En
la ciudad/río de Gualeguay, desde ella, ayer por la tarde, regresé a un claro
sueño de felicidad. Escribo en este especialísimo día de la mujer para festejar
un momento familiar, pero también para festejar una historia construida de la
mano de varias mujeres.
Mujer:
mi compañera Evangelina, mujer: nuestra hija Julia, en un momento para guardar
en la memoria de las bondades de esta naturaleza humana. Esperaba frente a la
escuela Normal cuando las vi acercarse hacia la entrada. Crucé la calle, y
tendí los brazos hacia Julia. Sabía de sus ganas por llegar hasta el primer día
de su primer grado en la escuela primaria. La escuela de grandes. Julia preguntó
cada día. Pura emoción frente al nuevo mundo. Y la emoción de los padres. Hay
en el universo nacido a partir de la escuela una órbita primera: una memoria
profunda para toda la vida. Pienso en Julia sabiendo que ella transita la
escuela donde fue su mamá, y aún más, ella transita por las mismas aulas,
galerías y patio, traspone las mismas puertas por las que pasaron sus abuelos
maternos.
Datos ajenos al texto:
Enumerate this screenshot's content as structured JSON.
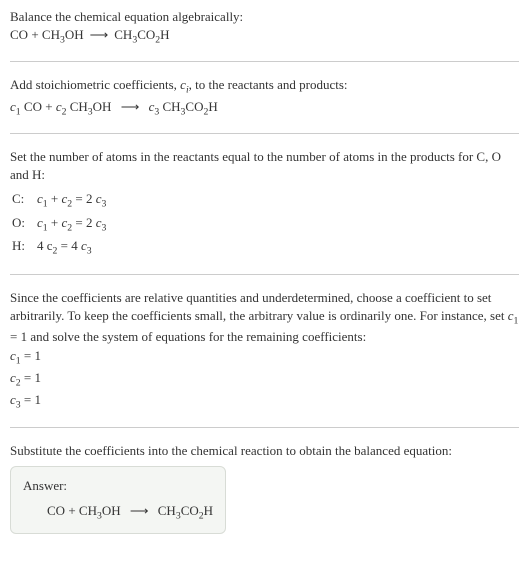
{
  "section1": {
    "title": "Balance the chemical equation algebraically:",
    "r1": "CO",
    "add1": "+",
    "r2a": "CH",
    "r2b": "3",
    "r2c": "OH",
    "arrow": "⟶",
    "p1a": "CH",
    "p1b": "3",
    "p1c": "CO",
    "p1d": "2",
    "p1e": "H"
  },
  "section2": {
    "title_a": "Add stoichiometric coefficients, ",
    "title_c": "c",
    "title_ci": "i",
    "title_b": ", to the reactants and products:",
    "c1": "c",
    "c1s": "1",
    "r1": " CO",
    "add1": " + ",
    "c2": "c",
    "c2s": "2",
    "r2a": " CH",
    "r2b": "3",
    "r2c": "OH ",
    "arrow": "⟶",
    "c3": " c",
    "c3s": "3",
    "p1a": " CH",
    "p1b": "3",
    "p1c": "CO",
    "p1d": "2",
    "p1e": "H"
  },
  "section3": {
    "title": "Set the number of atoms in the reactants equal to the number of atoms in the products for C, O and H:",
    "rows": [
      {
        "elem": "C:",
        "lhs_a": "c",
        "lhs_as": "1",
        "lhs_plus": " + ",
        "lhs_b": "c",
        "lhs_bs": "2",
        "eq": " = 2 ",
        "rhs": "c",
        "rhss": "3"
      },
      {
        "elem": "O:",
        "lhs_a": "c",
        "lhs_as": "1",
        "lhs_plus": " + ",
        "lhs_b": "c",
        "lhs_bs": "2",
        "eq": " = 2 ",
        "rhs": "c",
        "rhss": "3"
      },
      {
        "elem": "H:",
        "lhs_a": "4 c",
        "lhs_as": "2",
        "lhs_plus": "",
        "lhs_b": "",
        "lhs_bs": "",
        "eq": " = 4 ",
        "rhs": "c",
        "rhss": "3"
      }
    ]
  },
  "section4": {
    "text_a": "Since the coefficients are relative quantities and underdetermined, choose a coefficient to set arbitrarily. To keep the coefficients small, the arbitrary value is ordinarily one. For instance, set ",
    "cvar": "c",
    "cvars": "1",
    "text_b": " = 1 and solve the system of equations for the remaining coefficients:",
    "coeffs": [
      {
        "c": "c",
        "cs": "1",
        "val": " = 1"
      },
      {
        "c": "c",
        "cs": "2",
        "val": " = 1"
      },
      {
        "c": "c",
        "cs": "3",
        "val": " = 1"
      }
    ]
  },
  "section5": {
    "title": "Substitute the coefficients into the chemical reaction to obtain the balanced equation:",
    "answer_label": "Answer:",
    "r1": "CO",
    "add1": " + ",
    "r2a": "CH",
    "r2b": "3",
    "r2c": "OH ",
    "arrow": "⟶",
    "p1a": " CH",
    "p1b": "3",
    "p1c": "CO",
    "p1d": "2",
    "p1e": "H"
  }
}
La escuela primaria es una base esencial de la memoria: una marca de
fundación, los primeros pasos fuera del hogar para alumbrar la sustancia de la que
se nutre la identidad.
El
abrazo con mi hija, su inmensa felicidad, me llevó hasta mi felicidad que, supe
a partir de ese momento, vivía intacta en mi interior. Desde mi identidad como
trabajador de la memoria a través de la escritura, podía saber que los
recuerdos alrededor de mi escuela primaria estaban guardados; esa certeza
aparecía desde el pensamiento, desde una pista intelectual, pero ocurrió que,
después de casi 50 años, por primera vez en mi vida, la más pura emoción me
ganaba las almas, mis patrias internas, y me hacía feliz; sin pensarlo me
llevaba hacia el pasado, hacia ese refugio interior donde, sin dudas, eterno y
feliz, vive aquel pibe de barrio, de Martín Coronado, en la provincia de Buenos
Aires.
Anoto
la palabra “felicidad” porque es sinónimo de escuela. Fui un pibe feliz en cada
día de mi primaria. Esa fue, y sigue siendo la sensación. Nunca pensé en querer
ser maestro, pero una profunda admiración sentía por quienes eran mis maestras:
personas que sabían mucho más que yo; y sabía aquel pibe que en la escuela se
podía aprender de todo. En la casa paterna se fortaleció la idea: escuchar al
maestro, respetarlo; y siempre tratar de hacer bien las cosas, no por
imposición, sino por propia voluntad. Una manera de andar para toda la vida:
escuchar al que sabe, y entonces pienso en la suerte que tuve al conocer y
charlar con varios escritores a los que tanto respeto; y siempre, me digo, estoy
dispuesto a ser un buen alumno, ante todo, de la vida. Un buen alumno -y no
hablo de perfección- que sepa de las bondades del diálogo, un alumno lejano a
la necedad, que sepa -porque es parte de su identidad- dar entidad al otro: el
amigo, hermano, conocido, vecino. Comprender y comprenderse en el otro es uno
de los mayores desafíos en esta vida, y digo que mi intento viene apuntalado
desde mi escuela primaria.
El
abrazo con Julia me llevó de regreso a la caminata que hacía desde la casa
hasta la escuela. Calle San Guillermo: de diez cuadras era el caminito de
hormigas hacia la escuela n° 22 Martín Miguel de Güemes. El primer día de Julia
me llevó al recuerdo de la señorita Susana, que la tuve dos años, primero y
segundo grado; de Beatriz, la maestra de tercero; quinto fue para el recuerdo
de Elvira; y tengo en la memoria la cara de la maestra de sexto, de quien el
nombre ahora se me niega. Mientras transitaba por los años de primaria, siempre
tenía en mente el desafío, las ganas, de llegar hasta ese sexto grado; la
maestra tenía fama de exigente, y yo quería llegar para escribir mucho; y,
caramba, creo haberlo logrado.
Desde
mi casa paterna, en cuanto comencé a leer, recibí de manos de mi padre: libros.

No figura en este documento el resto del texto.